In the past, the small city has hosted up to 300 Russian Jews for Purim and 20 to 30 on some Shabbats.

Now, 10 couples will live in Uman year-round to run the outreach center and to maintain the center's vast facilities — including ground-floor mikvahs (ritual baths) and another floor for hospitality and Jewish classes and programs.

As far as the local non-Jewish population is concerned, the new Bratslav industry will be a boon to the local economy.

Although world-class Israeli architect Moshe Margolit is responsible for the broad strokes of the project, all the designers and construction workers can be found among Uman natives.

Another goodwill gesture aimed at winning over the residents of this anti-Semitic and slowly developing region, Maimon said, was the recent shipment of $30,000 worth of medicine and medical equipment.

"Ninety-eight percent of the people we deal with are helpful because they benefit," he said. "We create a lot of jobs and a lot of money…The Ukrainian government is very much for this."

The notoriously optimistic Bratslav philosophy teaches that the key to God can be found in every Jew's heart.
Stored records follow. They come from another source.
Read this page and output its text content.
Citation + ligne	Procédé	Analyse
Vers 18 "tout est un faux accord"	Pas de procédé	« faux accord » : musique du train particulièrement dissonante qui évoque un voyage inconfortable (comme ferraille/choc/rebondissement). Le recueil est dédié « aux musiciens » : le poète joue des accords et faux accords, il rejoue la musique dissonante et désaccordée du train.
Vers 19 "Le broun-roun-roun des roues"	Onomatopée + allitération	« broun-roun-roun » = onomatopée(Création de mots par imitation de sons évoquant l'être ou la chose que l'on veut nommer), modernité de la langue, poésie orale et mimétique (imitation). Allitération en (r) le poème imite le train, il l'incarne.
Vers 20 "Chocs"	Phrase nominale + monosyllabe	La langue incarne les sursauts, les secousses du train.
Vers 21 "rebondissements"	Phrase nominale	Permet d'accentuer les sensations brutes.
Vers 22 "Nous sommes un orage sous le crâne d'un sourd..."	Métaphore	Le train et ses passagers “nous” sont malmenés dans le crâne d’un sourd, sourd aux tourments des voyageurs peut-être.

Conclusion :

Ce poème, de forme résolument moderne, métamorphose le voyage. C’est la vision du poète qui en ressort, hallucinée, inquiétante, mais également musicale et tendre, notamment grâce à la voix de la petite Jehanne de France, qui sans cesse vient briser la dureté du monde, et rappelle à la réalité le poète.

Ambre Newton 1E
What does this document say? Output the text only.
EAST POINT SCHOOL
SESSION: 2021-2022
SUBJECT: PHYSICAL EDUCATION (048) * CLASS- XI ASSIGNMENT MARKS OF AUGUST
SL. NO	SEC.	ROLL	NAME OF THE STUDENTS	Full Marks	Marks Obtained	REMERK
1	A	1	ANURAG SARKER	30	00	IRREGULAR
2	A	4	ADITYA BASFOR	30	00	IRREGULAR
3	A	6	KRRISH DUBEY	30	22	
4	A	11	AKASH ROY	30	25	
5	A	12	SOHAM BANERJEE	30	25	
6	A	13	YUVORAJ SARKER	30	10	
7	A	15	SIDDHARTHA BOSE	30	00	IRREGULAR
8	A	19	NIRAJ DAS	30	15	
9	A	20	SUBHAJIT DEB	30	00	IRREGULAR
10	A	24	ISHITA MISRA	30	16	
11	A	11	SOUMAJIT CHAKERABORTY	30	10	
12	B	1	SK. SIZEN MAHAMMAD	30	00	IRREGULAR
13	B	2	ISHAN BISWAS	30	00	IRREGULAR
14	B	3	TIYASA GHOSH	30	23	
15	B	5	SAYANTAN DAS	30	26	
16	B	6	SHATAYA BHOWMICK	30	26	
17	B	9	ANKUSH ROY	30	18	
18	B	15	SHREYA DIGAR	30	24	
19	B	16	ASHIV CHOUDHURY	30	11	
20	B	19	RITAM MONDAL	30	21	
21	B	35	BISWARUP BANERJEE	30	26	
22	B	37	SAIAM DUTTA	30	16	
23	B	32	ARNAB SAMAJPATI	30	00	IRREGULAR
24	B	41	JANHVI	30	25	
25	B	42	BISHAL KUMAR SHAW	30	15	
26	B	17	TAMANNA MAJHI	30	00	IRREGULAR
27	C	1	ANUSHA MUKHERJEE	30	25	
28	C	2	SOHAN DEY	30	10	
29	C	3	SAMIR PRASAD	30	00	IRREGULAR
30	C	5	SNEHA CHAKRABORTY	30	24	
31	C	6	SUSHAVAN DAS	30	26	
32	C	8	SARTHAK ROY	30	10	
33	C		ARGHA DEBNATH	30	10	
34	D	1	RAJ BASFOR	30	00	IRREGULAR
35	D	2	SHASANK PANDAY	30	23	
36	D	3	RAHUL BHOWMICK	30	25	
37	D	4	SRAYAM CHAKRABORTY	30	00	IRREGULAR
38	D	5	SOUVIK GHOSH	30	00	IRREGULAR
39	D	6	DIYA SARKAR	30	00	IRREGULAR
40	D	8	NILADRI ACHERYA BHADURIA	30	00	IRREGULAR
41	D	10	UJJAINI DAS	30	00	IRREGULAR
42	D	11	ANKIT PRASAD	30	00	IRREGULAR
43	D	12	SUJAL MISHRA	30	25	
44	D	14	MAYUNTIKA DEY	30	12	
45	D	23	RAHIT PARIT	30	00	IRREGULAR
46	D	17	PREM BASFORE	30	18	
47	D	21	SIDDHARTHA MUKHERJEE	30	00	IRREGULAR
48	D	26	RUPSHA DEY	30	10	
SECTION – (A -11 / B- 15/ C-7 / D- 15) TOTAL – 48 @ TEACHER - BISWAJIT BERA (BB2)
Rabbi Nachman, who was born in 1772, was a great-grandson of the Baal Shem Tov, the founder of Chassidism.

Other Chassidic movements continued to appoint new leaders. But when Rabbi Nachman died in 1810, the Bratslav Chassids chose not to appoint a replacement.

The center will be completed in the next two years, and one day, Maimon speculated, perhaps another shul for 10,000 to 15,000 will be built.